Accumulators

Accumulators are a way of passing data from within a semaphore group to its controlling funnel.

Accumulators are defined within pipelines as URLs. These must have the accu_name key, which indicates the name of the funnel’s parameter that will hold the data. These data come from the dataflow event, specifically the parameter that has the name of the accu_name key. This can be overridden with the accu_input_variable key. There are five types of Accumulators, all described below: scalar, pile, multiset, array and hash. For each of them we show how to initialise them and equivalent Perl code to build the same structure.

Scalar

Basic syntax:

?accu_name=scalar_name

Extended syntax:

?accu_name=scalar_name&accu_input_variable=output_parameter_name

Retrieval:

my $scalar_value = $self->param('scalar_name');

This is the simplest type of Accumulator. The basic syntax example passes he value of the scalar_name parameter from the fan to the funnel. The extended syntax example makes the value of the output_parameter_name parameter from the fan available to the funnel as if it were a parameter named scalar_name. If there are multiple Jobs in the fan, eHive will arbitrarily select one of them to define the Accumulator.

In Perl, this is equivalent to doing this:

Accumulator initialisation:
my $scalar_name;
Accumulator extension:
$scalar_name = $scalar_name;           # Basic syntax
$scalar_name = $output_parameter_name; # Extended syntax
Accumulator retrieval:
say "Value: $scalar_name";

Pile

Basic syntax:

?accu_name=pile_name&accu_address=[]

Extended syntax:

?accu_name=pile_name&accu_address=[]&accu_input_variable=pile_component

Retrieval:
my $pile_ref = $self->param('pile_name');
foreach my $pile_element (@{$pile_ref}) {
    # do something with $pile_element
}

A pile is an unordered list. All the pile_name (or pile_component in the second form) values that are dataflown into the Accumulator are aggregated into a list named pile_name in a random order.

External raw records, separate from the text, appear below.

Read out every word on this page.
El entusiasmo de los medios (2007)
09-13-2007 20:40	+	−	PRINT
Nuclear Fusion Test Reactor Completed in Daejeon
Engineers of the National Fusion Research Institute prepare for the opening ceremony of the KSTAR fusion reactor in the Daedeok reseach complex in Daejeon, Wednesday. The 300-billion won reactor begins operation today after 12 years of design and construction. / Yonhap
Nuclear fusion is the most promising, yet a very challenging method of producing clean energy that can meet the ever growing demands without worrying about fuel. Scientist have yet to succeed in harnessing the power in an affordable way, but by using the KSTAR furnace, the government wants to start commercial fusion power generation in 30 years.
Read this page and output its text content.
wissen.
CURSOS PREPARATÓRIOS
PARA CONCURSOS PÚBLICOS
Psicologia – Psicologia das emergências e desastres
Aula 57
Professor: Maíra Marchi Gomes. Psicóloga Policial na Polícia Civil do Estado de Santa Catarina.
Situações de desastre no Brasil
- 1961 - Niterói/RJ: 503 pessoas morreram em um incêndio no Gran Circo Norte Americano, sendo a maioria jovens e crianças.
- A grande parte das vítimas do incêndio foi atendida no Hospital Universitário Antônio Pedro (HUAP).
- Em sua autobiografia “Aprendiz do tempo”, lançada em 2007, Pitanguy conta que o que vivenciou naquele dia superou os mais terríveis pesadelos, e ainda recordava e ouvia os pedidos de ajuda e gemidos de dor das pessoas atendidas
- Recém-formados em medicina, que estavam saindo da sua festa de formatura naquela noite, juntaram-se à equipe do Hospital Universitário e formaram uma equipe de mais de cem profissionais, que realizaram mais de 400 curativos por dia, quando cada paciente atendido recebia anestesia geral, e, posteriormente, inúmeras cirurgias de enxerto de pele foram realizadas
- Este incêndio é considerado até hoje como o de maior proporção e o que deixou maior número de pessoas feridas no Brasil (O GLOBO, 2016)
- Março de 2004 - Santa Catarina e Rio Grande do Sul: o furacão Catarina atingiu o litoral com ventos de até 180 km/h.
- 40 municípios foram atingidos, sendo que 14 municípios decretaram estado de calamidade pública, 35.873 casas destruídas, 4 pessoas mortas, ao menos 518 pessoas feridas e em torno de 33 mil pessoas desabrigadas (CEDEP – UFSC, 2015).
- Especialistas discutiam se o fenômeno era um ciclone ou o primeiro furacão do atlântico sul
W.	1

In Perl, this is similar to doing this:

Accumulator initialisation:
my @pile_name;
Accumulator extension:
push @pile_name, $pile_name;             # Basic syntax
push @pile_name, $pile_component;        # Extended syntax
Accumulator retrieval:
foreach my $v (@pile_name) {
    say "Value: $v";
}

Multiset

Basic syntax:

?accu_name=multiset_name&accu_address={}

Extended syntax:

?accu_name=multiset_name&accu_address={}&accu_input_variable=multiset_component

Retrieval:
my $multiset_ref = $self->param('multiset_name');
foreach my $multiset_key (keys(%{$multiset_ref})) {
    my $count = $multiset_ref->{$multiset_key};
}

A multiset is a set that allows multiple instances of the same element (see Wikipedia). It is implemented in eHive as a hash that maps each element to its multiplicity (a positive integer). The above URLs define a multiset named multiset_name, filling it with either the multiset_name or multiset_component parameter.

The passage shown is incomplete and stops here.